The Professional Insurance Agents of New York State Inc. has issued a statement indicating that the state budget proposal to raise the current $1 annual Motor Vehicle Law Enforcement Fee to $5 is misdirected.

“If the state must increase these fees, they should be designated to fight auto insurance fraud and auto theft–two crimes that are linked to auto insurance costs,” said the PIANY.

In addition to raising the fees, the proposed bill would allow counties and New York City to impose up to an additional $5 per vehicle (including motorcycles) in fees annually for local law enforcement. In its current form, the proposed bill, S.1406-a/A.2106-a, states that the local fees must go toward “local law enforcement efforts,” which need not even be auto-related.

“Because of New York State’s rampant fraud problem, the cost of auto insurance continues to rise,” stated PIANY President David Isenberg “Any additional fees raised by the budget bills should be allocated to programs that are designed to combat fraud and decrease consumers’ insurance premiums.”

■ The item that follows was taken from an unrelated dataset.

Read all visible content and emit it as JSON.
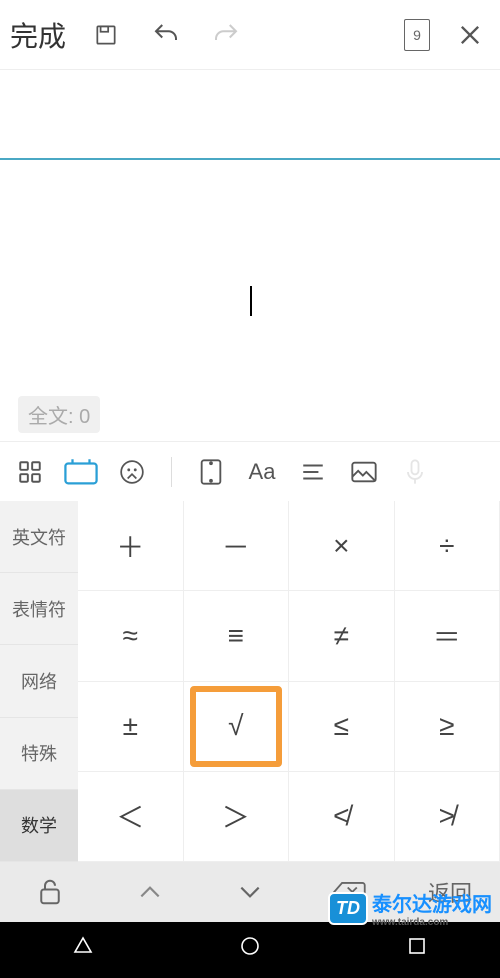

The proposal would direct the bulk of the state money to “the state operation expenses of the division of state police including, but not limited to, the costs of activities relating to highway safety and public security.” The proposal maintains the current cap, at $9,100,000 annually, on the money going into state police activities relating to the detection, prosecution or reduction of automobile theft and related purposes.

“However, the excess above $9,100,000 no longer would go into the Motor Vehicle Theft and Insurance Fraud Prevention Fund,” said the bulletin. “This fund, which PIANY regards as the most important element of the entire fee system, will be capped at $4,700,000 annually.” The announcement stressed that, “it is from this fund that more moneys could be made available to support local prosecution efforts targeting auto insurance fraud, a goal that PIANY believes is essential to deterring future criminal activity.”

“Between the additional state fees and the new fees localities could charge, it is likely the drivers’ fees will increase tenfold, without any guarantee that the money will go to programs dedicated to decreasing insurance premiums,” said Isenberg. “Should this increase take place, those paying won’t reap any direct benefits.”